Visa is a world leader in payments and technology, with over 259 billion payments transactions flowing safely between consumers, merchants, financial institutions, and government entities in more than 200 countries and territories each year. Our mission is to connect the world through the most innovative, convenient, reliable, and secure payments network, enabling individuals, businesses, and economies to thrive while driven by a common purpose
to uplift everyone, everywhere by being the best way to pay and be paid. Make an impact with a purpose-driven industry leader. Join us today and experience Life at Visa. Job Description
As a key member of the Cybersecurity Governance, Risk & Compliance (GRC) and M&A Integration team, the Cybersecurity Engineer
GRC will lead and support initiatives in IT compliance and risk management. Reporting directly to the Director of Cybersecurity, this position seeks a self-motivated professional with demonstrated expertise in PCI DSS and/or PCI 3DS as well as SOC 2. The successful candidate will utilize AI-driven tools and develop custom automation scripts to efficiently gather audit evidence, parse data, assess control deficiencies, and produce actionable recommendations. Oversee and coordinate security and compliance assessments, including PCI DSS, PCI 3DS, and SOC 2, involving preparation, evidence collection, stakeholder coordination, and remediation of identified gaps. Leverage AI and automation platforms to streamline audit evidence collection, control testing, and reporting procedures. Develop, maintain, and update automation scripts (using Python or other scripting/programming languages) for data extraction and analysis, control validation, and audit workflow optimization. Independently manage compliance activities such as penetration testing, ASV scanning, and re-testing cycles. Collaborate with technical and product teams to conduct security assessments, ensuring code and infrastructure changes align with PCI DSS and 3DS standards. Respond to client, partner, and third-party security assessments through timely communication and comprehensive responses. Refine GRC processes to enhance efficiency, scalability, and accuracy.
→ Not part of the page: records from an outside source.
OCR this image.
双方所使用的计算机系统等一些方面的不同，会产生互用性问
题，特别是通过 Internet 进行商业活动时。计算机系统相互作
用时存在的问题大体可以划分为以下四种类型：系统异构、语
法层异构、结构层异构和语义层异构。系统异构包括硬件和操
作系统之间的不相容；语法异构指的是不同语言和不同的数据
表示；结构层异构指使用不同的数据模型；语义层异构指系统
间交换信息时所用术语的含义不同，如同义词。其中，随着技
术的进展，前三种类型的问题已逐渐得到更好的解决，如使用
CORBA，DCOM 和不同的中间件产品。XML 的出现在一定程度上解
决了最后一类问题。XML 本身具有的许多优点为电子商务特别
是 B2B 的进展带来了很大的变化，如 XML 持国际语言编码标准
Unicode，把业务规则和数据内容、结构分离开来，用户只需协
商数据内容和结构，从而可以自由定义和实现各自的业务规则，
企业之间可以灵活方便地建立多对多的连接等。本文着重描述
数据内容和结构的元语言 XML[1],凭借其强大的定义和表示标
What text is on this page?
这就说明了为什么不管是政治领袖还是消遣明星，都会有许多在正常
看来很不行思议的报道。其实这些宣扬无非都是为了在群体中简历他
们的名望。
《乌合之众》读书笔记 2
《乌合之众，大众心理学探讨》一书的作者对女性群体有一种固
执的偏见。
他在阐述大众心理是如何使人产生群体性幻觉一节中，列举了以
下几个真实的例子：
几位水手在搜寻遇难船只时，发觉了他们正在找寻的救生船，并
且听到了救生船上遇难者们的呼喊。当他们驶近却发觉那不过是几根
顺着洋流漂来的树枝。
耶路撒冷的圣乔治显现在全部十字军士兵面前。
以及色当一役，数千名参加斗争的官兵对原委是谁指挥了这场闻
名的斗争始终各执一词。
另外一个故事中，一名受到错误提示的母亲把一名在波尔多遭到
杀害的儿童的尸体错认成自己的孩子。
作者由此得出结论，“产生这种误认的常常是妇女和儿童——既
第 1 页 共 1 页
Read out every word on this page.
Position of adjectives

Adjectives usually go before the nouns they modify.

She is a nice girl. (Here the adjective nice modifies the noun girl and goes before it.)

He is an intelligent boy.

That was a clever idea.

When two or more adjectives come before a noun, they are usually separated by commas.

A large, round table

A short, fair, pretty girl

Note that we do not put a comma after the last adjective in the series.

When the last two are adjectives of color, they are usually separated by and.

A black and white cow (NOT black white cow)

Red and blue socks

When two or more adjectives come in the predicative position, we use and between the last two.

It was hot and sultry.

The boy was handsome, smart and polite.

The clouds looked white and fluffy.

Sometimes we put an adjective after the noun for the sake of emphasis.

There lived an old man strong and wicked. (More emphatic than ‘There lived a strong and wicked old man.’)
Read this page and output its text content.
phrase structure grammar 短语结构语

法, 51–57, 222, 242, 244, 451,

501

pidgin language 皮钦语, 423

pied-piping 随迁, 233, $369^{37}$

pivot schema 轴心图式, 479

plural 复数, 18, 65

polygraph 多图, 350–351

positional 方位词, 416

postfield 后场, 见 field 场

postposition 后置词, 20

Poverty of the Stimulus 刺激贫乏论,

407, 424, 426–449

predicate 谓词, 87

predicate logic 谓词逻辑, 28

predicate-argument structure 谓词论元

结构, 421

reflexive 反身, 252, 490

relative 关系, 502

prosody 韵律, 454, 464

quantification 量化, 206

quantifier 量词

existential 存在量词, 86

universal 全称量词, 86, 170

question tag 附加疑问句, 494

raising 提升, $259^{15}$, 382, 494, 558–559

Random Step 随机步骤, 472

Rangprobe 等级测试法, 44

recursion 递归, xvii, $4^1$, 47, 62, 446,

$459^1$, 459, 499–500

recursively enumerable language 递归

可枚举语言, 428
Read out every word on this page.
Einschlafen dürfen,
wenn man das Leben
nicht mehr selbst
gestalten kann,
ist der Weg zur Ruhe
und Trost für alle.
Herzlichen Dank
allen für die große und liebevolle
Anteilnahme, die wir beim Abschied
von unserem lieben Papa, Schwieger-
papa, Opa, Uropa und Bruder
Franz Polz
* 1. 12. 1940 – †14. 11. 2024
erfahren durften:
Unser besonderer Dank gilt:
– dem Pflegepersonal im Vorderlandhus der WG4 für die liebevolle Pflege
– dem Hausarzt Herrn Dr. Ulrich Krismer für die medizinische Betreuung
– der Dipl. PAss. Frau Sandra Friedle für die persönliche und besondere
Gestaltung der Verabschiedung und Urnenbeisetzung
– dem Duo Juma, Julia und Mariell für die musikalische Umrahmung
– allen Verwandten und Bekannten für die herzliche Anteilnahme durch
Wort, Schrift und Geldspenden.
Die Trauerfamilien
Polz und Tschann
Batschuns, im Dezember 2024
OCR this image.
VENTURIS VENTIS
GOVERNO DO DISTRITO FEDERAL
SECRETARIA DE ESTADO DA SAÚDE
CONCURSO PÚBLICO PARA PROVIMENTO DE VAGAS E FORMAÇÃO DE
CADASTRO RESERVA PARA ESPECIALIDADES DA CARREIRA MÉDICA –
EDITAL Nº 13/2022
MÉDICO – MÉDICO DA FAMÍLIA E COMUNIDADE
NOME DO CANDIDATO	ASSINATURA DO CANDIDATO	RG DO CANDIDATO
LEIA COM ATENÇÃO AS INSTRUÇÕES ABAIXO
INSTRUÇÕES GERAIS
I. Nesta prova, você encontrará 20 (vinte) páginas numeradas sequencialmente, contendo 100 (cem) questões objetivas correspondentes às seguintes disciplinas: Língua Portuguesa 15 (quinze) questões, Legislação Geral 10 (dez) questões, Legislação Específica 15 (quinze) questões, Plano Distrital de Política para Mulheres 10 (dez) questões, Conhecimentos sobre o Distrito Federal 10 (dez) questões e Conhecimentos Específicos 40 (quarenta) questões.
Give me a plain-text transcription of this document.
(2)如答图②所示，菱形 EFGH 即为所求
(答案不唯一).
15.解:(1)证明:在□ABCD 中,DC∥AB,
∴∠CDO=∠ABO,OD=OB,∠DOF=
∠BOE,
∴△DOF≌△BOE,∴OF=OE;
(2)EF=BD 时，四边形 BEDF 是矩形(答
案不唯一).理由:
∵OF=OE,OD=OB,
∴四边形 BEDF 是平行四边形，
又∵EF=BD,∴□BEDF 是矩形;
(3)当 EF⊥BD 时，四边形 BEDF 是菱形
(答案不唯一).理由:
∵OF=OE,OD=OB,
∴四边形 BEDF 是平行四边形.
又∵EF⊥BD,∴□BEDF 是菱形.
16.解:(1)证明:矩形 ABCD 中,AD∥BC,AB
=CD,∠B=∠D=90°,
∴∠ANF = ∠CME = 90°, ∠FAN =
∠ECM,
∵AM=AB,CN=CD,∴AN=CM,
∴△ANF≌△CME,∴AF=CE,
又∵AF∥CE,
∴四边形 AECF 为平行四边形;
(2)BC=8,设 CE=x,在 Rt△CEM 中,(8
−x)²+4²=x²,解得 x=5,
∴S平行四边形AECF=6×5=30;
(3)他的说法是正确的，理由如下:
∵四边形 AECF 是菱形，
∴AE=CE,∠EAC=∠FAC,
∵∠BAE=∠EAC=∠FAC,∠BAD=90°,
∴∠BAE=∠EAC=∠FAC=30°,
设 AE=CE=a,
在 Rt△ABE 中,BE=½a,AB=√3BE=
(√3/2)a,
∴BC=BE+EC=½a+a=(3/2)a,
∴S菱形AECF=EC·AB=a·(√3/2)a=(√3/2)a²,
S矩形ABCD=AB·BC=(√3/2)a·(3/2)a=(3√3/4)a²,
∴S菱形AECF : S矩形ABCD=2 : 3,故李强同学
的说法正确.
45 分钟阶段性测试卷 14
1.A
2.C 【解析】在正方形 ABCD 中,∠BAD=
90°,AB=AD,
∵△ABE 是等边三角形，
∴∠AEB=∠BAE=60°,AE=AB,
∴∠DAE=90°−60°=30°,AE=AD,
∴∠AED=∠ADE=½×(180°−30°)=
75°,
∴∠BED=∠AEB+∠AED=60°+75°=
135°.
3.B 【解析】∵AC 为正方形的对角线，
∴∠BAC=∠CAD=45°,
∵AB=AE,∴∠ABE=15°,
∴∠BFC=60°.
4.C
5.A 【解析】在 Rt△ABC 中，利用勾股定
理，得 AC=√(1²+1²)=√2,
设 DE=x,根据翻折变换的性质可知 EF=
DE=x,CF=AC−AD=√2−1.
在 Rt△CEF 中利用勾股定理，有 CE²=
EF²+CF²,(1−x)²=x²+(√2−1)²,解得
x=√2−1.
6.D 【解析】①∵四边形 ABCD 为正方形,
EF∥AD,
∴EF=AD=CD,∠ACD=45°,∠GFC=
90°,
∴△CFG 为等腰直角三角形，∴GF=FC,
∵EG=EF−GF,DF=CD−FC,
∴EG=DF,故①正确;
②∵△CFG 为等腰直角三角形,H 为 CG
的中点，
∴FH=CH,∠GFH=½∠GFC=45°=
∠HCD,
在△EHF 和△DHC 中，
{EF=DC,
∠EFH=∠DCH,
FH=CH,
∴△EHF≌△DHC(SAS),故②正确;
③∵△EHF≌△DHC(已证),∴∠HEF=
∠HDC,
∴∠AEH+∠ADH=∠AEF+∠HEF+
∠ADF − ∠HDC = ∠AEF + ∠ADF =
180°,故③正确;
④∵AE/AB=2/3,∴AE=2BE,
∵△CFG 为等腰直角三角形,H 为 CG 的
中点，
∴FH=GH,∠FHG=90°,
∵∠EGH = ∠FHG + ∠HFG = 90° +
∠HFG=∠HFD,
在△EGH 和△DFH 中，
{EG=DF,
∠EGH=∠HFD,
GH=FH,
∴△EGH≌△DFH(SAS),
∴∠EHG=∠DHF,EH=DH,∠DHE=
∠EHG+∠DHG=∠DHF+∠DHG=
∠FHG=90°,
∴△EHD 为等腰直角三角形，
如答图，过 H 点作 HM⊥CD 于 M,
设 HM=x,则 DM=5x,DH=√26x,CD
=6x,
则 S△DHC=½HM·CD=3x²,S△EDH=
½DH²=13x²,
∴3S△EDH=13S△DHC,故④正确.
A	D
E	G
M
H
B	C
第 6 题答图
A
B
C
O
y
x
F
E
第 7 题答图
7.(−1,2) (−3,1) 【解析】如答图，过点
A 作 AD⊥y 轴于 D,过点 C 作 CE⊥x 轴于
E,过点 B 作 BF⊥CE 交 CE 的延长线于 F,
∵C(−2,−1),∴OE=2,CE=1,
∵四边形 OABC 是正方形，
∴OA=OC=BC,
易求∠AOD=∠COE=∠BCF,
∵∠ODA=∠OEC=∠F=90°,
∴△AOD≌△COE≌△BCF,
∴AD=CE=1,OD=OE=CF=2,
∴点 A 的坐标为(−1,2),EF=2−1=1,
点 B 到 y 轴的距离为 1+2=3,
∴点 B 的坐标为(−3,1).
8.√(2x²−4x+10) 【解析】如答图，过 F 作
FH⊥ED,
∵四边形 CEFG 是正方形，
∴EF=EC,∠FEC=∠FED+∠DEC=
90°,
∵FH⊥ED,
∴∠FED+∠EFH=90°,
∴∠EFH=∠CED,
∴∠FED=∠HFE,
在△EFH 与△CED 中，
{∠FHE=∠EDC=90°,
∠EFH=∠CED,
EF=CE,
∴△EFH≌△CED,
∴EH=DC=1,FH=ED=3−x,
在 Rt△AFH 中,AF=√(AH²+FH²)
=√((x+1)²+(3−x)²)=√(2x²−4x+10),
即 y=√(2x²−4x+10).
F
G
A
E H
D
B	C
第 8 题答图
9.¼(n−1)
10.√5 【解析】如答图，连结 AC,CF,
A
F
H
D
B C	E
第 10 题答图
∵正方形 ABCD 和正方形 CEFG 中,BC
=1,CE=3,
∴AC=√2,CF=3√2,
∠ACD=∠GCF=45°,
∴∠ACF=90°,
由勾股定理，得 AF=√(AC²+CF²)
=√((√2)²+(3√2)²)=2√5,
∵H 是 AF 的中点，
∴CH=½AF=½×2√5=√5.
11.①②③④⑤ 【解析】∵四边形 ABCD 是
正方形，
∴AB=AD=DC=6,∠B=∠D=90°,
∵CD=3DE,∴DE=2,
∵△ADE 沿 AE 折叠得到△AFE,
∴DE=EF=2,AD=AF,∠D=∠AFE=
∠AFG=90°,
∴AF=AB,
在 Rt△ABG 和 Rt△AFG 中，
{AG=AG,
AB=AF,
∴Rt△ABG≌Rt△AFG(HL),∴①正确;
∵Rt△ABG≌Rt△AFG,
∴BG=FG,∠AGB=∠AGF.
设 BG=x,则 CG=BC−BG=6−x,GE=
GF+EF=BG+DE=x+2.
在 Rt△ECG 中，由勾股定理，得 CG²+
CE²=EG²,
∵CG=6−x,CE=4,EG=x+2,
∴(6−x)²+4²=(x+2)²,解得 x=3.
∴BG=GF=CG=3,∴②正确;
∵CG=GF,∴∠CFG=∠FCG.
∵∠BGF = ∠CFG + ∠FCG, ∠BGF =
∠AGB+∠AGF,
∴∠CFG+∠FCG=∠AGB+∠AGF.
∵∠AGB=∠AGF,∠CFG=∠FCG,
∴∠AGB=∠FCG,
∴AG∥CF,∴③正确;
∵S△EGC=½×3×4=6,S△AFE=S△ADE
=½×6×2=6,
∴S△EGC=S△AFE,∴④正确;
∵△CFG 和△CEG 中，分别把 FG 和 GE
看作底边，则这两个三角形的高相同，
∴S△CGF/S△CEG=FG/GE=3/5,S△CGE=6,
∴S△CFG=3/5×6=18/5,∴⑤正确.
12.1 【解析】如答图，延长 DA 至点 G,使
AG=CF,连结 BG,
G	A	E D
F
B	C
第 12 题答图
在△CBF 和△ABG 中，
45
Monitor emerging data security regulatory requirements and evolving IT and cybersecurity trends. This is a hybrid position. Expectations of days in the office will be confirmed by your Hiring Manager. Qualifications
Basic Qualifications: 2 + years of relevant work experience and a Bachelors degree, OR 5+ years of relevant work experience. Masters graduates must have 2+ years of relevant work experience to qualify. Preferred Qualifications: 3 or more years of work experience with a Bachelor's Degree in Computer Science, Information Security, Management Information Systems, or another related field, or more than 2 years of work experience with an Advanced Degree (e.g. Masters, MBA, JD, MD). Skilled in Python, PowerShell, or similar scripting/programming languages for automating data collection, validation, and reporting. Proficient in utilizing advanced AI solutions, including Copilot Researcher and ChatGPT, as well as automation platforms such as Power BI, LangChain, AuditBoard, and ServiceNow, to enhance GRC processes and other security-focused workflows. Demonstrated expertise with PCI DSS and/or PCI 3DS standards and SOC 2 controls. Strong working knowledge of audit and compliance processes, including controls testing and evidence lifecycle management. Proven ability to work independently with minimal supervision, while also collaborating effectively across teams. Strong communication, planning, and organizational skills. Must be highly flexible and able to manage multiple tasks and priorities. CRISC, CISM, CISA, PCIP, and/or CISSP certifications preferred.